EM: What is a unit set? What made you decide on one for Murder In The Cathedral?
RF: A unit set is one set used for all of the scenes; it creates a different feeling for the props. Murder is written in a way that requires only one location: the Cathedral. In the early stages we had to decide where to put things, especially where to put the large chorus; they had to be able to see the conductor. In the end, choir stalls took up too much space. We didn’t include them or the open square in front of the Cathedral. We could tell certain parts of the story with curtain effects; for instance the light pouring through it to show the stained glass.
EM: Did you actually visit the Cathedral at Canterbury to get an authentic in-person view of the “Becket” window?
RF: Ian’s been to Canterbury recently. I hadn’t visited there since I first saw it in the 1960s but went back during a trip to Britain a year ago to photograph the windows, since I couldn’t find any high resolution images. I knew what the set would be like; I wanted to reinforce that I was doing the right thing. I’ve always been struck by the unique design of the crypt. It’s quite different from the usual – located halfway down from the altar instead of in the basement – and there are windows to let in light as opposed to the usual complete darkness of a crypt.
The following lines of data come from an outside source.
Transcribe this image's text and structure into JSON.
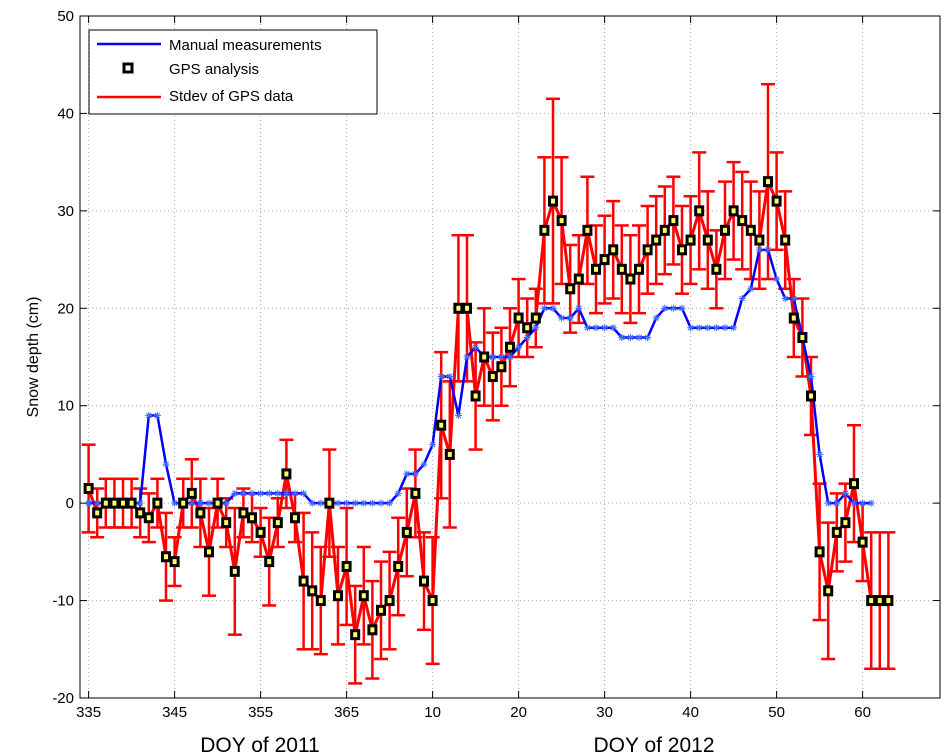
{
  "chart_data": {
    "type": "line",
    "title": "",
    "xlabel": "",
    "ylabel": "Snow depth (cm)",
    "x_sublabels": [
      "DOY of 2011",
      "DOY of 2012"
    ],
    "xlim": [
      334,
      434
    ],
    "ylim": [
      -20,
      50
    ],
    "grid": true,
    "legend_position": "top-left",
    "x_ticks": [
      {
        "value": 335,
        "label": "335"
      },
      {
        "value": 345,
        "label": "345"
      },
      {
        "value": 355,
        "label": "355"
      },
      {
        "value": 365,
        "label": "365"
      },
      {
        "value": 375,
        "label": "10"
      },
      {
        "value": 385,
        "label": "20"
      },
      {
        "value": 395,
        "label": "30"
      },
      {
        "value": 405,
        "label": "40"
      },
      {
        "value": 415,
        "label": "50"
      },
      {
        "value": 425,
        "label": "60"
      }
    ],
    "y_ticks": [
      {
        "value": -20,
        "label": "-20"
      },
      {
        "value": -10,
        "label": "-10"
      },
      {
        "value": 0,
        "label": "0"
      },
      {
        "value": 10,
        "label": "10"
      },
      {
        "value": 20,
        "label": "20"
      },
      {
        "value": 30,
        "label": "30"
      },
      {
        "value": 40,
        "label": "40"
      },
      {
        "value": 50,
        "label": "50"
      }
    ],
    "series": [
      {
        "name": "Manual measurements",
        "color": "#0000ff",
        "marker": "asterisk",
        "x": [
          335,
          336,
          337,
          338,
          339,
          340,
          341,
          342,
          343,
          344,
          345,
          346,
          347,
          348,
          349,
          350,
          351,
          352,
          353,
          354,
          355,
          356,
          357,
          358,
          359,
          360,
          361,
          362,
          363,
          364,
          365,
          366,
          367,
          368,
          369,
          370,
          371,
          372,
          373,
          374,
          375,
          376,
          377,
          378,
          379,
          380,
          381,
          382,
          383,
          384,
          385,
          386,
          387,
          388,
          389,
          390,
          391,
          392,
          393,
          394,
          395,
          396,
          397,
          398,
          399,
          400,
          401,
          402,
          403,
          404,
          405,
          406,
          407,
          408,
          409,
          410,
          411,
          412,
          413,
          414,
          415,
          416,
          417,
          418,
          419,
          420,
          421,
          422,
          423,
          424,
          425,
          426
        ],
        "y": [
          0,
          0,
          0,
          0,
          0,
          0,
          0,
          9,
          9,
          4,
          0,
          0,
          0,
          0,
          0,
          0,
          0,
          1,
          1,
          1,
          1,
          1,
          1,
          1,
          1,
          1,
          0,
          0,
          0,
          0,
          0,
          0,
          0,
          0,
          0,
          0,
          1,
          3,
          3,
          4,
          6,
          13,
          13,
          9,
          15,
          16,
          15,
          15,
          15,
          15,
          16,
          17,
          18,
          20,
          20,
          19,
          19,
          20,
          18,
          18,
          18,
          18,
          17,
          17,
          17,
          17,
          19,
          20,
          20,
          20,
          18,
          18,
          18,
          18,
          18,
          18,
          21,
          22,
          26,
          26,
          23,
          21,
          21,
          17,
          13,
          5,
          0,
          0,
          1,
          0,
          0,
          0
        ]
      },
      {
        "name": "GPS analysis",
        "color": "#000000",
        "marker": "square",
        "x": [
          335,
          336,
          337,
          338,
          339,
          340,
          341,
          342,
          343,
          344,
          345,
          346,
          347,
          348,
          349,
          350,
          351,
          352,
          353,
          354,
          355,
          356,
          357,
          358,
          359,
          360,
          361,
          362,
          363,
          364,
          365,
          366,
          367,
          368,
          369,
          370,
          371,
          372,
          373,
          374,
          375,
          376,
          377,
          378,
          379,
          380,
          381,
          382,
          383,
          384,
          385,
          386,
          387,
          388,
          389,
          390,
          391,
          392,
          393,
          394,
          395,
          396,
          397,
          398,
          399,
          400,
          401,
          402,
          403,
          404,
          405,
          406,
          407,
          408,
          409,
          410,
          411,
          412,
          413,
          414,
          415,
          416,
          417,
          418,
          419,
          420,
          421,
          422,
          423,
          424,
          425,
          426,
          427,
          428
        ],
        "y": [
          1.5,
          -1,
          0,
          0,
          0,
          0,
          -1,
          -1.5,
          0,
          -5.5,
          -6,
          0,
          1,
          -1,
          -5,
          0,
          -2,
          -7,
          -1,
          -1.5,
          -3,
          -6,
          -2,
          3,
          -1.5,
          -8,
          -9,
          -10,
          0,
          -9.5,
          -6.5,
          -13.5,
          -9.5,
          -13,
          -11,
          -10,
          -6.5,
          -3,
          1,
          -8,
          -10,
          8,
          5,
          20,
          20,
          11,
          15,
          13,
          14,
          16,
          19,
          18,
          19,
          28,
          31,
          29,
          22,
          23,
          28,
          24,
          25,
          26,
          24,
          23,
          24,
          26,
          27,
          28,
          29,
          26,
          27,
          30,
          27,
          24,
          28,
          30,
          29,
          28,
          27,
          33,
          31,
          27,
          19,
          17,
          11,
          -5,
          -9,
          -3,
          -2,
          2,
          -4,
          -10,
          -10,
          -10
        ],
        "yerr": [
          4.5,
          2.5,
          2.5,
          2.5,
          2.5,
          2.5,
          2.5,
          2.5,
          2.5,
          4.5,
          2.5,
          2.5,
          3.5,
          3.5,
          4.5,
          2.5,
          2.5,
          6.5,
          2.5,
          2.5,
          2.5,
          4.5,
          2.5,
          3.5,
          2.5,
          7,
          6,
          5.5,
          5.5,
          5,
          6,
          5,
          5,
          5,
          5,
          5,
          5,
          4.5,
          4.5,
          5,
          6.5,
          7.5,
          7.5,
          7.5,
          7.5,
          5.5,
          5,
          4.5,
          4,
          4,
          4,
          3,
          3,
          7.5,
          10.5,
          6.5,
          4.5,
          4.5,
          5.5,
          4.5,
          4.5,
          5,
          4.5,
          4.5,
          4.5,
          4.5,
          4.5,
          4.5,
          4.5,
          4.5,
          4.5,
          6,
          5,
          4,
          5,
          5,
          5,
          5,
          5,
          10,
          5,
          5,
          4,
          4,
          4,
          7,
          7,
          4,
          4,
          6,
          4,
          7,
          7,
          7
        ]
      },
      {
        "name": "Stdev of GPS data",
        "color": "#ff0000",
        "marker": "errorbar"
      }
    ]
  }
}
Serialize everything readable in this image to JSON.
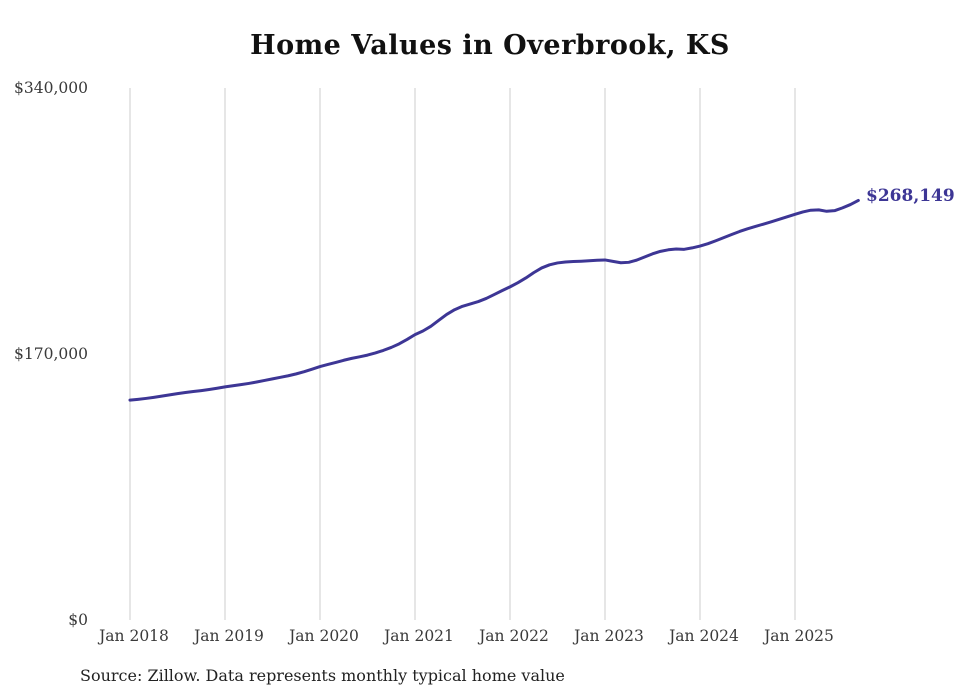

Of course, very little is left of what was there when Becket was there. It was all rebuilt several times.
EM: When designing for the opera, is there a close collaboration between you and the conductor? How does this relationship compare with, for example, that with the director?
RF: Generally not nearly as close; but in the case of James Conlon, since the music was so unfamiliar to the audience the collaboration was closer than usual. He was very straightforward about what approach he wanted, which made it easier.
EM: Ralph, thank you so much for your insights and for giving us a bit of a “preview” of what we will be seeing on stage. We are all eagerly anticipating the premiere.
RF: So am I – and you’re very welcome.